What the editors are trying to say, I think, is that a significant number of academics, and particularly graduate students, are most lazy, benighted, pernicious race of little odious vermin that nature ever suffered to crawl upon the surface of the earth; to which I might add: This is quite true, but although we may be shiftless, entitled, disgusting vermin, it is more accurate to say that we are shiftless, entitled, disgusting vermin who simply do not know where to start. While many of us learn the basics of statistics sometime during college, much is not retained, and remedial graduate courses do little to prepare one for understanding the details and nuances of experimental design that can influence the choice of statistics that one uses. One may argue that the onus is on the individual to teach himself what he needs to know in order to understand the papers that he reads, and to become informed enough to design and write up a study at the level of the journal for which he aims; however, this implies an unrealistic expectation of self-reliance and tenacity for today's average graduate student. Clearly, blame must be assigned: The statisticians have failed us.

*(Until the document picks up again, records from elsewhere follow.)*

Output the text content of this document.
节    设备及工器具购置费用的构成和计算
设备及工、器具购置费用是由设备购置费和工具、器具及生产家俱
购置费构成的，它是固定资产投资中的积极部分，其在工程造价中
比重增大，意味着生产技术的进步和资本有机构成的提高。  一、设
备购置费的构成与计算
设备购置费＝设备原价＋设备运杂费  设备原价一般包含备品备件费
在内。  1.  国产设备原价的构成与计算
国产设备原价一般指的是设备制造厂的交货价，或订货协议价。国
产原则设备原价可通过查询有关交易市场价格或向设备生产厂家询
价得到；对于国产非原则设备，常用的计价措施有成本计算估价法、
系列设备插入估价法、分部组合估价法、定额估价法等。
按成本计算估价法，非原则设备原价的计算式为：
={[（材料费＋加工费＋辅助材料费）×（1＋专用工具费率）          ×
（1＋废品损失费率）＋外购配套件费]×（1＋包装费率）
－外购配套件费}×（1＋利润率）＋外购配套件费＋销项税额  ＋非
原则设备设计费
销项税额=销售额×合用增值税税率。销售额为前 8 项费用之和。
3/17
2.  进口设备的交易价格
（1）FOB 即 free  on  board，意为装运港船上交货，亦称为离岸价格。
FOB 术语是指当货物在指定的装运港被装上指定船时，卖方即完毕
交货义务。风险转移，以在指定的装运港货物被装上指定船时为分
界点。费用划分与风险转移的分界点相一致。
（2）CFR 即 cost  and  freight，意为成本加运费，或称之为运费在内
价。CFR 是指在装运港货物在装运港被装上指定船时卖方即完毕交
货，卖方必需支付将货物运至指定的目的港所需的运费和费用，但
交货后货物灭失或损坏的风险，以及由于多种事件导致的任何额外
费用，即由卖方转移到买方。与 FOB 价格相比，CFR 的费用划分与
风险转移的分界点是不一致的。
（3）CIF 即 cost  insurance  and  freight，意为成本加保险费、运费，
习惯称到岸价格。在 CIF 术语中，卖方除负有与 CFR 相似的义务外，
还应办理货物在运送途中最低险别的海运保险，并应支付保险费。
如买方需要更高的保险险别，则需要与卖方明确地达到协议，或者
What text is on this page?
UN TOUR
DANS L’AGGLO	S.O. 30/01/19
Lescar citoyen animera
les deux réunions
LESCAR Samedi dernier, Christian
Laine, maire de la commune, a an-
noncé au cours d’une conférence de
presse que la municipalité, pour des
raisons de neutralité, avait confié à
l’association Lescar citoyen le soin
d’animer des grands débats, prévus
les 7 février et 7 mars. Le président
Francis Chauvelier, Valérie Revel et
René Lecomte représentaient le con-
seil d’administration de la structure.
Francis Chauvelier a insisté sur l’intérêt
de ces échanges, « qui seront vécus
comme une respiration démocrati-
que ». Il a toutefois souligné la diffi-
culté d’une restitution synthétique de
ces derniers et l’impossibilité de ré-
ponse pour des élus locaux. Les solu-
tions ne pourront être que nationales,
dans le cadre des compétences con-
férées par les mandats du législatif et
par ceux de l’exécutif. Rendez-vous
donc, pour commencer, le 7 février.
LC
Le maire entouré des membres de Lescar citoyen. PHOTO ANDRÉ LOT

Another disturbing trend in the literature is a recent rash of papers encouraging studies to include more subjects, to aid both statistical reliability and experimental reproducibility. Two articles in the last issue of Neuroimage - One by Michael Ingre, one by Lindquist et al - as well as a recent Nature Neuroscience article by Button et al, take Karl Friston's 2012 Ten Ironic Rules article out to the woodshed, claiming that small sample sizes are more susceptible to false positives, and that instead larger samples should be recruited and effect sizes reported. More to the point, the underpowered studies that are published tend to be biased to only finding effects that are inordinately large, as null effects simply go unreported.

All of this is quite unnerving to the small-sample researcher, and I advise him to crank out as many of his underpowered studies as he can before larger sample sizes become the new normal, and one of the checklist criteria for any high-impact journal. For any new experiments, of course, recruit large sample sizes, and when reviewing, punish those who use smaller sample sizes, using the reasons outlined above; for then you will have still published your earlier results, but manage to remain on the right side of history. To some, this may smack of Tartufferie; I merely advise you to act in your best interests.